Gelet op de wetten op de Raad van State, gecoördineerd op 12 januari 1973, inzonderheid op artikel 3, § 1, vervangen bij de wet van 4 juli 1989 en gewijzigd bij de wet van 4 augustus 1996;

Gelet op dringende noodzakelijkheid;

Overwegende dat het van het grootste belang is voor het welslagen van de maatregel van de adviescheques dat de Raad van Advies en Consultancy zo snel mogelijk wordt samengesteld; dat de adviesinstanties die momenteel niet over een ISO- of Q*for-certificaat beschikken, zoals vastgesteld in artikel 2, § 1, van het ministerieel besluit van 27 februari 2003 betreffende adviescheques, en die toch in het systeem willen meestappen, daarvoor immers erkend moeten worden door de Raad van Advies en Consultancy;

Gelet op het akkoord van de Vlaamse minister, bevoegd voor de begroting, gegeven op 4 april 2003;

Op voorstel van de Vlaamse minister van Economie, Buitenlands Beleid, Buitenlandse Handel en Huisvesting;

Na beraadslaging, Besluit : HOOFDSTUK I. - Oprichting en bevoegdheid van de Raad van Advies en Consultancy

Artikel 1.Ter uitvoering van artikel 1, 15°, van het besluit van de Vlaamse regering betreffende de adviescheques van 14 februari 2003 wordt een Raad van Advies en Consultancy opgericht, hierna de Raad te noemen.

Art. 2.§ 1. De Vlaamse minister, bevoegd voor het economisch beleid, hierna de minister te noemen, is, in afwijking van artikel 1, 15° en van artikel 8 van het besluit van de Vlaamse regering van 14 februari 2003 betreffende de adviescheques, bevoegd om adviesinstanties in het kader van de Vlaamse adviescheques te erkennen.

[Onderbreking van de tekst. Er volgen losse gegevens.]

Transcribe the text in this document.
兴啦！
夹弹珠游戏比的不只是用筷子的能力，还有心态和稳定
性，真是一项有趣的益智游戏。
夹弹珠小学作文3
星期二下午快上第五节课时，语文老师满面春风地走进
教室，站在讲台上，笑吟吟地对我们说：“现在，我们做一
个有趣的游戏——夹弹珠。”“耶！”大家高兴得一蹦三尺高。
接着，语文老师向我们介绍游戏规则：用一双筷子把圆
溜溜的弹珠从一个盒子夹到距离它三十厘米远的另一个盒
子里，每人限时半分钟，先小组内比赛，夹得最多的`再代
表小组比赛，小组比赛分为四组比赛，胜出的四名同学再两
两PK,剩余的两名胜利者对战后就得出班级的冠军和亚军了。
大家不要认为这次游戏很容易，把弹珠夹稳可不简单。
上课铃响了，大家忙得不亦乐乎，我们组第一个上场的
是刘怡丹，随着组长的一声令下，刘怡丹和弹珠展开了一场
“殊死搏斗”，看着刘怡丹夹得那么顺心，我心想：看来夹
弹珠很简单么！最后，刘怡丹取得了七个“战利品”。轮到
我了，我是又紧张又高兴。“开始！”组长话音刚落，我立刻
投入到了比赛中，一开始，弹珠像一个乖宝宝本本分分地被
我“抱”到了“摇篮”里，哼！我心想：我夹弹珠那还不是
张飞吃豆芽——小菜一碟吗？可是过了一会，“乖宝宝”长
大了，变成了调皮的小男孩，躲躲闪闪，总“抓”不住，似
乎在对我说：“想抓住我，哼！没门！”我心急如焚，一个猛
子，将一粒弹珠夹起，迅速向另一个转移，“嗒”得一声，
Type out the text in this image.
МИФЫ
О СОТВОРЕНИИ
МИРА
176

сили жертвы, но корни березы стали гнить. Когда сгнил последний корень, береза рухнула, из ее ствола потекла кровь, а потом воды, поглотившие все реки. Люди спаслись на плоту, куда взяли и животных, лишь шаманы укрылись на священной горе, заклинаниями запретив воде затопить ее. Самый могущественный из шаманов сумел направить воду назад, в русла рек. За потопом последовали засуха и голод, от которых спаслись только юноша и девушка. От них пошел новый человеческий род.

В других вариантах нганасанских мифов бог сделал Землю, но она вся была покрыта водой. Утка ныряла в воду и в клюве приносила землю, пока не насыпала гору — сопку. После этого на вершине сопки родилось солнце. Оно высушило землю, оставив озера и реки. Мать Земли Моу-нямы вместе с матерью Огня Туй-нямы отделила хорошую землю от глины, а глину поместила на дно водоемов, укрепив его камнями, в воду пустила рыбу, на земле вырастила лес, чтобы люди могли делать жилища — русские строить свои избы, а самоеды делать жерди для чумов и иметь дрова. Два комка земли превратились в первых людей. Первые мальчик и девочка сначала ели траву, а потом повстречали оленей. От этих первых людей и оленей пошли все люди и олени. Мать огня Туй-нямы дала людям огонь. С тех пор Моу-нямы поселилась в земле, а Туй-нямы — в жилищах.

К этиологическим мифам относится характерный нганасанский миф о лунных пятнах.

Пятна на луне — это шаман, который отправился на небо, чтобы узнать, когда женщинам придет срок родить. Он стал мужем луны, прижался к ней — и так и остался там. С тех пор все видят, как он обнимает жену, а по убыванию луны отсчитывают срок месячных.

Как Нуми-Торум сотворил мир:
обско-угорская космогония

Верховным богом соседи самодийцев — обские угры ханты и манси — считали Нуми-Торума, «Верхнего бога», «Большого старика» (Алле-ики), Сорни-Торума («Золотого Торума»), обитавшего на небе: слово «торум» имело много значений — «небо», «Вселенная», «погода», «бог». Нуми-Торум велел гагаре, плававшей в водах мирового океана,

De erkenning gebeurt op basis van de ondertekende deontologische code « Vlaamse Adviescheques » en : 1° een kwaliteitscertificaat dat de kwaliteit inzake de dienstverlening van de adviesverstrekking garandeert.Dat kwaliteitscertificaat is : a) een ISO-certificaat, uitgereikt door een geaccrediteerde certificeringsinstelling;b) een Q*for-certificaat;2° een erkenning door het Vlaams Instituut voor het Zelfstandig Ondernemen van externe bedrijfsadviseurs in het kader van het besluit van de Vlaamse regering van 7 december 1997 betreffende het toekennen van een financiële tegemoetkoming ten behoeve van kleine ondernemingen die een beroep doen op erkende externe bedrijfsadviseurs en betreffende de erkenning van die bedrijfsadviseurs. § 2. De minister beslist tevens over de verlenging van de in § 1 vermelde erkenningen. § 3. De Raad onderzoekt en beslist welke andere certificaten, kwaliteitslabels en erkenningsnotificaties, dan die welke vermeld worden in artikel 2, § 1, eveneens in aanmerking komen voor een erkenning als adviesinstantie. Zodra die beslissing is genomen, is de minister bevoegd om op te treden overeenkomstig § 1 en § 2.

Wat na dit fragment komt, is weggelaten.